Seasons Promised
Here I am, beginning in the land of the teenagers and loving it. These people are the ones I wanted and prayed for when I was in high school. I love littles, so this comes a a huge surprise to me. These are truly some of the sweetest and yet unnerving years in parenting yet. And I’ve only approached the edge.
Each parenting season is harder than others in their own unique ways and each season is easier than another. I would give ANYTHING for the slower pace we had when the kids were tiny. Watching them learn things for the first time - it’s so much more concrete than watching your teen figure out their hormones. At the same time, my kids all know how to tie their own shoes and can prepare themselves accordingly to leave the house at a specific time- varied obviously by emotions, but they can do it. The sleeping schedule from the season of littles is least desired and yet - I could use a nap and a cuddle midday myself. The rocking to sleep and the little games that kept their interest also occupy my thoughts. But then I giggle with the kids, have a for real deep conversation, or be silly with them like I would a dear friend and there is no resentment or regret in where we are today.
The concerns from one season to the next, depending on your circumstances, vary in complexity. When they were little I worried over their physical safety and development. Now my worries consist of the unknowns because they internalize so much more than when they were little - less info is shared. The back and forth of peace and worry in each season is where you hold the tension of faith that your prayers carry you through.

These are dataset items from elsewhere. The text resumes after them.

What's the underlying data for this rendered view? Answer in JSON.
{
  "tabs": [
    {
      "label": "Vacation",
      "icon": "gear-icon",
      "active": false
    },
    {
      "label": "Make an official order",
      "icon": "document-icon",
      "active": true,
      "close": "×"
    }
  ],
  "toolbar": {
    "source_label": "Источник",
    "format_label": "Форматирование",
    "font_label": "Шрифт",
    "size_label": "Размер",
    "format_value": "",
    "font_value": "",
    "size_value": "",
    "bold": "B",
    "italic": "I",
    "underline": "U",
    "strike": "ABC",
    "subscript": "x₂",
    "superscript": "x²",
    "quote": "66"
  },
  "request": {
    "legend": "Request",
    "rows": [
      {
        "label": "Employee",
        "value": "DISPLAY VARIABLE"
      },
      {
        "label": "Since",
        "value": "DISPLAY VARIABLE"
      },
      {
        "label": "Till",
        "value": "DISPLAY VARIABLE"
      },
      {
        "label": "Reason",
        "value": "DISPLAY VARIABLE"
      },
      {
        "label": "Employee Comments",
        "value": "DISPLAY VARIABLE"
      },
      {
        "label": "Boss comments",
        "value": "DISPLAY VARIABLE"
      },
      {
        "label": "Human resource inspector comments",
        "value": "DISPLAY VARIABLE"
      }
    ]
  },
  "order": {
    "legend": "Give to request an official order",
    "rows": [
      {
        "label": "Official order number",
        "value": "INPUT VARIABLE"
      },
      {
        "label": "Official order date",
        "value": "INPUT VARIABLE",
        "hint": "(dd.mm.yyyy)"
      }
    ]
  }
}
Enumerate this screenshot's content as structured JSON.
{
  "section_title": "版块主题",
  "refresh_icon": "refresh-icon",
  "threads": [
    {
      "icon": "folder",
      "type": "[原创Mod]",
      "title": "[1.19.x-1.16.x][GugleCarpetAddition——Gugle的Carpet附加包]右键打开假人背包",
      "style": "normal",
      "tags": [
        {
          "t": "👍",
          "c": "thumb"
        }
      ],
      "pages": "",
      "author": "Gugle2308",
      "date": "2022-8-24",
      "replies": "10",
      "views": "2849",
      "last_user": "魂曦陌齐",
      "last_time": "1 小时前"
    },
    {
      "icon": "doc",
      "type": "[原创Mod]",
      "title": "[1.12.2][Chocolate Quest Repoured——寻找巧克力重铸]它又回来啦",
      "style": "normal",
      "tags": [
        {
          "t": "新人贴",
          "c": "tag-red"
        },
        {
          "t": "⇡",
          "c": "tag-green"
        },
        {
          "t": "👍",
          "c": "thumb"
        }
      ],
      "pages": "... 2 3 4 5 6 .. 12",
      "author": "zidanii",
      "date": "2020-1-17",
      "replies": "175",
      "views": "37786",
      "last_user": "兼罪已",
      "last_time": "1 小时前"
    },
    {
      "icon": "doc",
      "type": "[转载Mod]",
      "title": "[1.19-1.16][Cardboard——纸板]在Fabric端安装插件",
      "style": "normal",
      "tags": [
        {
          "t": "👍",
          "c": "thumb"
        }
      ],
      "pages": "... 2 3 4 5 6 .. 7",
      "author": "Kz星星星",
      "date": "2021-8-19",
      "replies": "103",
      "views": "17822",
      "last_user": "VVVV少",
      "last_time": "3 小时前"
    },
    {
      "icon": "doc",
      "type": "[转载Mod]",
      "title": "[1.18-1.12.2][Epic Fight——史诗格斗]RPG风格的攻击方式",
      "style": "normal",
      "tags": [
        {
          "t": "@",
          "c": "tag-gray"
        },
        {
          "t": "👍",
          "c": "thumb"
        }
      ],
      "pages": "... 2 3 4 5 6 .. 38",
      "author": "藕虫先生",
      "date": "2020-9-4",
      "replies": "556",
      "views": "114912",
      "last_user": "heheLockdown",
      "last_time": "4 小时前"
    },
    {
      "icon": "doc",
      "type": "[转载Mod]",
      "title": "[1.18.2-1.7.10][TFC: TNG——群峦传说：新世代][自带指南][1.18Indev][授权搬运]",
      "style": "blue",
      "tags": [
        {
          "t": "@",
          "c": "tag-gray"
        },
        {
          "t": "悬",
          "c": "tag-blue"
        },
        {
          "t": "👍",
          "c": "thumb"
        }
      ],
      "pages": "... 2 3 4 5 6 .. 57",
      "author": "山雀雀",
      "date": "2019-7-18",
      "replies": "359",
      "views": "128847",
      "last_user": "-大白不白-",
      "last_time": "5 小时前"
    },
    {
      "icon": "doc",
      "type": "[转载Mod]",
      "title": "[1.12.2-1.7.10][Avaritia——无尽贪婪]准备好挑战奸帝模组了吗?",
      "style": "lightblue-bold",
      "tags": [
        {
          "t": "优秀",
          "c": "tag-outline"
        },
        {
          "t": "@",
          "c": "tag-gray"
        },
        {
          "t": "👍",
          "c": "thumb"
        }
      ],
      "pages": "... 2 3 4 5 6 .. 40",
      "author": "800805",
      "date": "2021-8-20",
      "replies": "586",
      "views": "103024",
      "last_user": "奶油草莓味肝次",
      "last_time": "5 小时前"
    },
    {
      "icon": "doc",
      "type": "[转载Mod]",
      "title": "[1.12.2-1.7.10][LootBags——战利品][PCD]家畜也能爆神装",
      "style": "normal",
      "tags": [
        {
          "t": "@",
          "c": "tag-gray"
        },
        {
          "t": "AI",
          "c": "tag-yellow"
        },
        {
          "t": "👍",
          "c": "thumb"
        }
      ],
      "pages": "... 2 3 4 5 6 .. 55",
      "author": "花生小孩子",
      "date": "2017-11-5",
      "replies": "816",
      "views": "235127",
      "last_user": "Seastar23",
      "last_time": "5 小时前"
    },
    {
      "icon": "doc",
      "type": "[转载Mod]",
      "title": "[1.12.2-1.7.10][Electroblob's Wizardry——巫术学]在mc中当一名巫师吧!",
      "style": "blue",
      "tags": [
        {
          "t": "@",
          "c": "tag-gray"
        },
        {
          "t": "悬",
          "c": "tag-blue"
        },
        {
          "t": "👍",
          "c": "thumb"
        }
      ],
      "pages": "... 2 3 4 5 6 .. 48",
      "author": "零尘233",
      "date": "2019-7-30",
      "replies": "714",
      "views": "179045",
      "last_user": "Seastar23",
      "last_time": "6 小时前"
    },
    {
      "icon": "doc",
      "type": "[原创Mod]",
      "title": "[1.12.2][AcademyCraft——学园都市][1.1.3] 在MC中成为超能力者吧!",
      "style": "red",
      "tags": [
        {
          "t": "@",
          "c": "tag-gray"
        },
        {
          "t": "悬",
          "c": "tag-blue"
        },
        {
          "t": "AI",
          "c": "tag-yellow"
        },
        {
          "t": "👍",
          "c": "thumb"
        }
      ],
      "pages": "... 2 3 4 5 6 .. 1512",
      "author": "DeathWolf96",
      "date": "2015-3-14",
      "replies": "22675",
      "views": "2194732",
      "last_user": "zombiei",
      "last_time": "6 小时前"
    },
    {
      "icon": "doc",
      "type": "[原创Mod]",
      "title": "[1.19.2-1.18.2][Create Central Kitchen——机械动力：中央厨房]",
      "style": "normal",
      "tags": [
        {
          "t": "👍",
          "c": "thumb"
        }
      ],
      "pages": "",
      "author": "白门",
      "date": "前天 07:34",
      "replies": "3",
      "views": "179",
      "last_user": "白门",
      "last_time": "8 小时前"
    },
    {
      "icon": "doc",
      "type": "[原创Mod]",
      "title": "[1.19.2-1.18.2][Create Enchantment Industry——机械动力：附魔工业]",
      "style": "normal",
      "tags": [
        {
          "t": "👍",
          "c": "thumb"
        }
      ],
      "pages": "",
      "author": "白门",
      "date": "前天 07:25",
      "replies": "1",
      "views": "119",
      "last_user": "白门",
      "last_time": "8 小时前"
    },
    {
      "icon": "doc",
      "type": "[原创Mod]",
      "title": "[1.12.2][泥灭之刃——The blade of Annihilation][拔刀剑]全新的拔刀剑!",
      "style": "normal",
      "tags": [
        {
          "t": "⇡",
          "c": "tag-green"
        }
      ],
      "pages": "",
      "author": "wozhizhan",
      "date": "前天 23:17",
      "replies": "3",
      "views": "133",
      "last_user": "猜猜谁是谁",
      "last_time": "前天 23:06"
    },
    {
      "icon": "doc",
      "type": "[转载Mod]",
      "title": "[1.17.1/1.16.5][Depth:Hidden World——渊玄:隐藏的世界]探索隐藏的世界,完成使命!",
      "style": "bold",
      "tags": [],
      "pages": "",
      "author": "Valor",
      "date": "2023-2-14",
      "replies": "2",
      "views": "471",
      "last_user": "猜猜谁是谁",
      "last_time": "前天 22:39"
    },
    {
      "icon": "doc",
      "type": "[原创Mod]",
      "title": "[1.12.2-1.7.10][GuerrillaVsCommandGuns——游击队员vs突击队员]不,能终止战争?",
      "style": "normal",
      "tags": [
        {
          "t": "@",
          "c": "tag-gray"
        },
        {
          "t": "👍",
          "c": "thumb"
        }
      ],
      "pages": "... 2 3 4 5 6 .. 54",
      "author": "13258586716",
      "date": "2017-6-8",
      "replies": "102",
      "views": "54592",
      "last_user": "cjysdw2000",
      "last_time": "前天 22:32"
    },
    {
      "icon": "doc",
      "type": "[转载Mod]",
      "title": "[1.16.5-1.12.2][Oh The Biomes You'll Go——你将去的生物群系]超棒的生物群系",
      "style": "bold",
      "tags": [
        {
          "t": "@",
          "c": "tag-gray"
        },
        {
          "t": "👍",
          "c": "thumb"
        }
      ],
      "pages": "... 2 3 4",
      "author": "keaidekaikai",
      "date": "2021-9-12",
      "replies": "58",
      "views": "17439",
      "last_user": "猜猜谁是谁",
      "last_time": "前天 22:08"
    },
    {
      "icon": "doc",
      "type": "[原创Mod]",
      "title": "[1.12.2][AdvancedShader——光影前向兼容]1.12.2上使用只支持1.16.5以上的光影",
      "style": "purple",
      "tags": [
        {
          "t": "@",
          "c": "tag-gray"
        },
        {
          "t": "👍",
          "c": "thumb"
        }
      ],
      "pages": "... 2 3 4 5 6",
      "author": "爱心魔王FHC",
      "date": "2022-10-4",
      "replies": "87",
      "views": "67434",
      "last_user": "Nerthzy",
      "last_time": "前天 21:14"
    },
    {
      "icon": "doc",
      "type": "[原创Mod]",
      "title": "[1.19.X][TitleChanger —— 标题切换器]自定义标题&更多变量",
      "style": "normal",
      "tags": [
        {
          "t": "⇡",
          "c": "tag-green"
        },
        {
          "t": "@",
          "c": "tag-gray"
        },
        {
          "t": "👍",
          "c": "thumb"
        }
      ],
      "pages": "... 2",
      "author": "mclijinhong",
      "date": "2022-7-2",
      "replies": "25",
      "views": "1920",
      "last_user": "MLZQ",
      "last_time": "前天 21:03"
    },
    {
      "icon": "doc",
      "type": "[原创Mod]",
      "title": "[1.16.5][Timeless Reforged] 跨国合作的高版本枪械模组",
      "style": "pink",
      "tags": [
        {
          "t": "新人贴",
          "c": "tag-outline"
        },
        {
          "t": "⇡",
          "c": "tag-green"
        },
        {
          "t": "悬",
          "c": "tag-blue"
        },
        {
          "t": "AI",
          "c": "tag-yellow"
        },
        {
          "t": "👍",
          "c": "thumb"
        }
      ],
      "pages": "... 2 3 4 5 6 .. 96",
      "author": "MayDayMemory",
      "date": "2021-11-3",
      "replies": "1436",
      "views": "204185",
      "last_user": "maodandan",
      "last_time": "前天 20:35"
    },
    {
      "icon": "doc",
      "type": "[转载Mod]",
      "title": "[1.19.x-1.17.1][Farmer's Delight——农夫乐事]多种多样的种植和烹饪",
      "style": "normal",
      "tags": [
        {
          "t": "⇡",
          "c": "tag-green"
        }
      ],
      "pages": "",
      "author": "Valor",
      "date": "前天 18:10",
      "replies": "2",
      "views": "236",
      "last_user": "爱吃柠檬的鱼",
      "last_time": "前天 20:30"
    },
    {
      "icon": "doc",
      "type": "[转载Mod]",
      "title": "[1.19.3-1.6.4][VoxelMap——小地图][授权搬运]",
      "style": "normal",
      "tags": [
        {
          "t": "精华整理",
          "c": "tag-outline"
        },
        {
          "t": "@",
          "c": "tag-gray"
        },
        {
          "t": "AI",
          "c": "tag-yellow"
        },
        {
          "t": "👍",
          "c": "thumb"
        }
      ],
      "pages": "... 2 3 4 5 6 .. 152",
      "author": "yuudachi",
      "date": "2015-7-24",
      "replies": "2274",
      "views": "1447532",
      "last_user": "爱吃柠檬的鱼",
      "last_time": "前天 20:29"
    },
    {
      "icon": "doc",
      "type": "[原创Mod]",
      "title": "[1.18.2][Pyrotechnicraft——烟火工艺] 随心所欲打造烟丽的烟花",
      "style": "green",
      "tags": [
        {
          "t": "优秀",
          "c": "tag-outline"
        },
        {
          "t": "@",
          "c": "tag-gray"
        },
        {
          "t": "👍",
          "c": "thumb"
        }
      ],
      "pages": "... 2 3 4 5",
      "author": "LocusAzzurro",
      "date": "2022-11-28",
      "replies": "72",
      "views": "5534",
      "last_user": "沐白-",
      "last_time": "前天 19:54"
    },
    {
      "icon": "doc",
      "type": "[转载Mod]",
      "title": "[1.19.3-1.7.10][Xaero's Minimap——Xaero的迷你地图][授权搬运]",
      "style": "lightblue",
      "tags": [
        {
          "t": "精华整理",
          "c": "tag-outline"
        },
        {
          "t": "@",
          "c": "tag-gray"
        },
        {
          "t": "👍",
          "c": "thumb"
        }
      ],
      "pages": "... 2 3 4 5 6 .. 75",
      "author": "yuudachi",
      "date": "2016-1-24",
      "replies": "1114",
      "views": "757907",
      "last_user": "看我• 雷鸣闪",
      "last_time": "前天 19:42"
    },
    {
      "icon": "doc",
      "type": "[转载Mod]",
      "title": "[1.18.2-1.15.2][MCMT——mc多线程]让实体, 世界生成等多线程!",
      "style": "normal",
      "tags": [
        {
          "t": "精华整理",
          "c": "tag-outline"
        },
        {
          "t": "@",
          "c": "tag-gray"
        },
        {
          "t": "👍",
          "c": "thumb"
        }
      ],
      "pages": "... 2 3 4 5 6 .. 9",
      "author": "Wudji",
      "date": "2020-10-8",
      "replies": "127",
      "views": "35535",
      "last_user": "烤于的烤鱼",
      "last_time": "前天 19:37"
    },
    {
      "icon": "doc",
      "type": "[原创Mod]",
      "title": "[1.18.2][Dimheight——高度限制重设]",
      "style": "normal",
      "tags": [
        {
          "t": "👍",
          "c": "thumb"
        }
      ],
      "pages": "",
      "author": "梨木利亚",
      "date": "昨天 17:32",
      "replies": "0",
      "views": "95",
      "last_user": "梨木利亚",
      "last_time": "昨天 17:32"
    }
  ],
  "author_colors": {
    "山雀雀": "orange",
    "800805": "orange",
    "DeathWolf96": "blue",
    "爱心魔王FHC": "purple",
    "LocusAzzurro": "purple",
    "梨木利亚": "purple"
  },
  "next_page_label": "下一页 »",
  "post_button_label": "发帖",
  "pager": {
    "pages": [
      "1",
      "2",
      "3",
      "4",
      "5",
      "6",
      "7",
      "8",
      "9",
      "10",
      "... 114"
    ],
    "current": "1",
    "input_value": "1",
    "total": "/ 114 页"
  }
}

One stark difference in this season is I am moving into more of a coach than a caregiver. Before I had so much more knowledge of child development of littles. Now, I’m learning more about how to come alongside these humans instead of doing it for them. Suggestions and boundaries are still a preferred method but they really have to make their own choices and I need to be there to ask good questions and not smother them at the same time.
Good friendships are hard to find so when you do, you steward those. And when your kids become each others friends, that’s an even sweeter season. But I tell you what, for me, there is nothing quite like riding in the car with your teens and their friends. The giggles, the singing, oh my goodness the singing, the jokes, the sarcasm, the conversations…all of it, I’m here for it! Because in a short while, I won’t be in the car because they will be driving themselves 😭🥹
Teenagers aren’t always glamorous and I’m not gonna pretend like we didn’t have a long winded intense chat about why in fact no, they cannot jump from the deck into our pool, and they “knowwwah” everything.
But in the perseverance in each season is where we truly see the sparkles of core memories.. Knowing that each season is temporary truly sets your pace of slowing down and being intentional in the moments. To be a spectator of them growing up is an honor. To be invited in or along for the ride - just the delight of my heart.